Nigerian youth, bereft of proper education and adequate opportunities, find themselves adrift in a sea of uncertainty, susceptible to the enticing lure of violence and corruption. At the root of this disquiet lies the government’s continued neglect of the young generation, a disturbing pattern that has stoked disenchantment and division among students. The same government that fans the flames of inter-student violence during elections has failed to furnish the youth with the skills and support they need to thrive in a rapidly-evolving world.

In a wider context, NANS’ decline is symptomatic of a pervasive trend of deterioration among Nigerian civil society organizations. Once-vibrant youth groups, such as the Nigerian Union of Students (NUS) and the Academic Staff Union of Universities (ASUU), have fallen victim to the same maladies that plague NANS—corruption, infighting, and an unwillingness to prioritize the needs of the young. This deepening rot threatens to undermine the potential of Nigeria’s youth and the capacity of civil society to effect meaningful change.

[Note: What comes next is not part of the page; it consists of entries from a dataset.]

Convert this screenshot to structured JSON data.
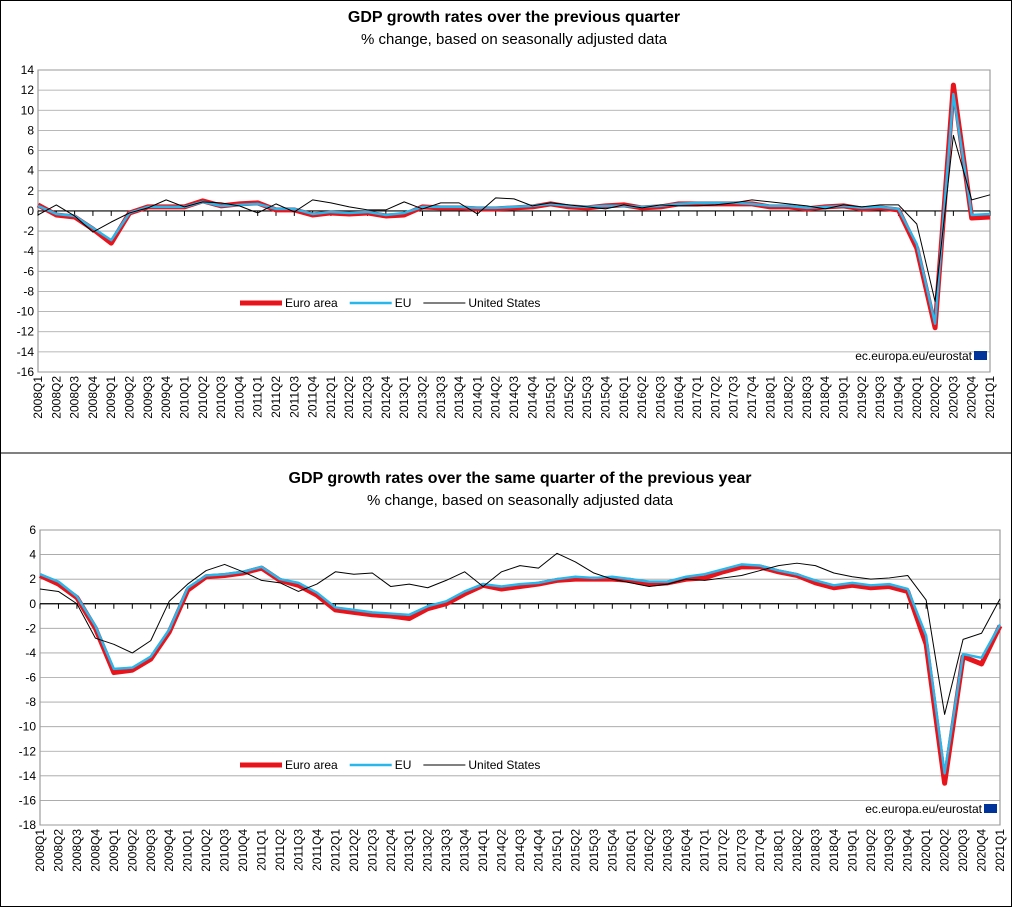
{
  "chart_data": [
    {
      "type": "line",
      "title": "GDP growth rates over the previous quarter",
      "subtitle": "% change, based on seasonally adjusted data",
      "categories": [
        "2008Q1",
        "2008Q2",
        "2008Q3",
        "2008Q4",
        "2009Q1",
        "2009Q2",
        "2009Q3",
        "2009Q4",
        "2010Q1",
        "2010Q2",
        "2010Q3",
        "2010Q4",
        "2011Q1",
        "2011Q2",
        "2011Q3",
        "2011Q4",
        "2012Q1",
        "2012Q2",
        "2012Q3",
        "2012Q4",
        "2013Q1",
        "2013Q2",
        "2013Q3",
        "2013Q4",
        "2014Q1",
        "2014Q2",
        "2014Q3",
        "2014Q4",
        "2015Q1",
        "2015Q2",
        "2015Q3",
        "2015Q4",
        "2016Q1",
        "2016Q2",
        "2016Q3",
        "2016Q4",
        "2017Q1",
        "2017Q2",
        "2017Q3",
        "2017Q4",
        "2018Q1",
        "2018Q2",
        "2018Q3",
        "2018Q4",
        "2019Q1",
        "2019Q2",
        "2019Q3",
        "2019Q4",
        "2020Q1",
        "2020Q2",
        "2020Q3",
        "2020Q4",
        "2021Q1"
      ],
      "series": [
        {
          "name": "Euro area",
          "color": "#e8141c",
          "values": [
            0.6,
            -0.4,
            -0.6,
            -1.8,
            -3.2,
            -0.2,
            0.4,
            0.4,
            0.4,
            1.0,
            0.5,
            0.7,
            0.8,
            0.1,
            0.1,
            -0.4,
            -0.2,
            -0.3,
            -0.2,
            -0.5,
            -0.4,
            0.4,
            0.3,
            0.3,
            0.2,
            0.2,
            0.3,
            0.4,
            0.7,
            0.4,
            0.3,
            0.5,
            0.6,
            0.3,
            0.4,
            0.7,
            0.7,
            0.7,
            0.7,
            0.7,
            0.4,
            0.4,
            0.2,
            0.4,
            0.5,
            0.2,
            0.3,
            0.1,
            -3.7,
            -11.6,
            12.5,
            -0.7,
            -0.6
          ]
        },
        {
          "name": "EU",
          "color": "#29b6ea",
          "values": [
            0.5,
            -0.3,
            -0.5,
            -1.7,
            -2.9,
            -0.2,
            0.4,
            0.4,
            0.4,
            0.9,
            0.5,
            0.6,
            0.7,
            0.2,
            0.2,
            -0.3,
            -0.1,
            -0.2,
            -0.1,
            -0.4,
            -0.2,
            0.4,
            0.4,
            0.4,
            0.3,
            0.3,
            0.4,
            0.5,
            0.7,
            0.5,
            0.4,
            0.5,
            0.5,
            0.4,
            0.5,
            0.7,
            0.8,
            0.8,
            0.8,
            0.7,
            0.5,
            0.5,
            0.3,
            0.4,
            0.5,
            0.3,
            0.4,
            0.2,
            -3.3,
            -11.2,
            11.6,
            -0.4,
            -0.3
          ]
        },
        {
          "name": "United States",
          "color": "#000000",
          "values": [
            -0.4,
            0.6,
            -0.5,
            -2.1,
            -1.1,
            -0.2,
            0.3,
            1.1,
            0.4,
            0.9,
            0.8,
            0.5,
            -0.2,
            0.7,
            -0.1,
            1.1,
            0.8,
            0.4,
            0.1,
            0.1,
            0.9,
            0.2,
            0.8,
            0.8,
            -0.3,
            1.3,
            1.2,
            0.5,
            0.8,
            0.6,
            0.4,
            0.2,
            0.6,
            0.3,
            0.6,
            0.5,
            0.5,
            0.6,
            0.8,
            1.1,
            0.9,
            0.7,
            0.5,
            0.2,
            0.6,
            0.4,
            0.6,
            0.6,
            -1.3,
            -9.0,
            7.5,
            1.1,
            1.6
          ]
        }
      ],
      "ylim": [
        -16,
        14
      ],
      "yticks": [
        -16,
        -14,
        -12,
        -10,
        -8,
        -6,
        -4,
        -2,
        0,
        2,
        4,
        6,
        8,
        10,
        12,
        14
      ],
      "grid": true,
      "legend": "lower left",
      "source": "ec.europa.eu/eurostat"
    },
    {
      "type": "line",
      "title": "GDP growth rates over the same quarter of the previous year",
      "subtitle": "% change, based on seasonally adjusted data",
      "categories": [
        "2008Q1",
        "2008Q2",
        "2008Q3",
        "2008Q4",
        "2009Q1",
        "2009Q2",
        "2009Q3",
        "2009Q4",
        "2010Q1",
        "2010Q2",
        "2010Q3",
        "2010Q4",
        "2011Q1",
        "2011Q2",
        "2011Q3",
        "2011Q4",
        "2012Q1",
        "2012Q2",
        "2012Q3",
        "2012Q4",
        "2013Q1",
        "2013Q2",
        "2013Q3",
        "2013Q4",
        "2014Q1",
        "2014Q2",
        "2014Q3",
        "2014Q4",
        "2015Q1",
        "2015Q2",
        "2015Q3",
        "2015Q4",
        "2016Q1",
        "2016Q2",
        "2016Q3",
        "2016Q4",
        "2017Q1",
        "2017Q2",
        "2017Q3",
        "2017Q4",
        "2018Q1",
        "2018Q2",
        "2018Q3",
        "2018Q4",
        "2019Q1",
        "2019Q2",
        "2019Q3",
        "2019Q4",
        "2020Q1",
        "2020Q2",
        "2020Q3",
        "2020Q4",
        "2021Q1"
      ],
      "series": [
        {
          "name": "Euro area",
          "color": "#e8141c",
          "values": [
            2.3,
            1.6,
            0.5,
            -2.0,
            -5.6,
            -5.4,
            -4.5,
            -2.3,
            1.1,
            2.2,
            2.3,
            2.5,
            2.9,
            1.9,
            1.5,
            0.7,
            -0.5,
            -0.7,
            -0.9,
            -1.0,
            -1.2,
            -0.4,
            0.0,
            0.8,
            1.5,
            1.2,
            1.4,
            1.6,
            1.9,
            2.0,
            2.0,
            2.0,
            1.9,
            1.6,
            1.7,
            2.0,
            2.1,
            2.6,
            3.0,
            3.0,
            2.6,
            2.3,
            1.7,
            1.3,
            1.5,
            1.3,
            1.4,
            1.0,
            -3.3,
            -14.6,
            -4.3,
            -4.9,
            -1.8
          ]
        },
        {
          "name": "EU",
          "color": "#29b6ea",
          "values": [
            2.4,
            1.8,
            0.6,
            -1.8,
            -5.3,
            -5.2,
            -4.3,
            -2.1,
            1.3,
            2.3,
            2.4,
            2.6,
            3.0,
            2.0,
            1.7,
            0.9,
            -0.3,
            -0.5,
            -0.7,
            -0.8,
            -0.9,
            -0.2,
            0.2,
            1.0,
            1.6,
            1.4,
            1.6,
            1.7,
            2.0,
            2.2,
            2.1,
            2.2,
            2.0,
            1.8,
            1.8,
            2.2,
            2.4,
            2.8,
            3.2,
            3.1,
            2.7,
            2.4,
            1.9,
            1.5,
            1.7,
            1.5,
            1.6,
            1.2,
            -2.6,
            -13.8,
            -4.1,
            -4.4,
            -1.7
          ]
        },
        {
          "name": "United States",
          "color": "#000000",
          "values": [
            1.2,
            1.0,
            0.0,
            -2.8,
            -3.3,
            -4.0,
            -3.0,
            0.2,
            1.6,
            2.7,
            3.2,
            2.6,
            1.9,
            1.7,
            1.0,
            1.6,
            2.6,
            2.4,
            2.5,
            1.4,
            1.6,
            1.3,
            1.9,
            2.6,
            1.4,
            2.6,
            3.1,
            2.9,
            4.1,
            3.4,
            2.5,
            2.0,
            1.7,
            1.4,
            1.6,
            2.0,
            1.9,
            2.1,
            2.3,
            2.7,
            3.1,
            3.3,
            3.1,
            2.5,
            2.2,
            2.0,
            2.1,
            2.3,
            0.3,
            -9.0,
            -2.9,
            -2.4,
            0.4
          ]
        }
      ],
      "ylim": [
        -18,
        6
      ],
      "yticks": [
        -18,
        -16,
        -14,
        -12,
        -10,
        -8,
        -6,
        -4,
        -2,
        0,
        2,
        4,
        6
      ],
      "grid": true,
      "legend": "lower left",
      "source": "ec.europa.eu/eurostat"
    }
  ]
}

NANS’ descent from a promising beacon of Nigerian youth to a quagmire of corruption and violence is a poignant parallel to the trajectory of the Nigerian state itself. Both entities, once filled with promise and possibility, have been compromised by the corruptive forces of greed, disunity, and a lack of vision. The bleak trajectory of NANS underscores the acute need for comprehensive reform across all levels of Nigerian society—a metamorphosis that, if realized, could awaken the country to its untapped potential and reclaim its future as a prosperous, just society.

The harrowing case of NANS illustrates the crying need for Nigeria to forge a new, fairer social and political contract. A system that consistently and egregiously fails to guarantee fundamental human rights and opportunities to its citizenry—especially its youth—is bound to collapse under the weight of its own injustice and inequity. The country’s future hinges on a fundamental restructuring of its social, political, and economic systems, with a renewed focus on the needs and aspirations of the young generation.

The fall of NANS is, at its core, a result of the larger failings of Nigeria’s political elite. These leaders, blinded by greed and myopia, have squandered Nigeria’s most precious natural resource—its human capital—in favor of short-term gains. By neglecting to invest in the country’s youth, they have fostered an environment in which corruption and violence have become the only means to achieve power and influence.

For Nigeria to heal and move forward, the country must pivot towards investing in its youth, crafting a system that prioritizes education, opportunity, and civic engagement over corruption and violence. This requires a comprehensive revitalization of NANS and other youth organizations, the creation of more opportunities for young Nigerians, and a renewed commitment to promoting civic education and engagement. These measures can help rectify the damage wrought on a generation of young Nigerians, and cultivate a more positive, hopeful future for the country.

To truly set Nigeria on the path towards a peaceful and prosperous future, the country must tackle the underlying issues that have led to this situation. This includes dismantling the systemic corruption that plagues both government and judiciary, as well as rooting out the culture of impunity that has become entrenched in society. Without addressing these deep-seated issues, Nigeria risks remaining mired in violence, corruption, and stagnation, denying its people the chance to fully realize their potential.

In the end, the fall of NANS should serve as a jarring wake-up call to all Nigerians. The experience of this once-prominent youth organization serves as a sobering reminder that the country’s future rests on the shoulders of its youth, who must be nurtured and supported by a government that understands its responsibility to invest in their education, opportunities, and well-being.

If the country can learn from the mistakes of the past, and invest in its youth through education, opportunity, and accountability, then the country can begin to heal and move towards a brighter future.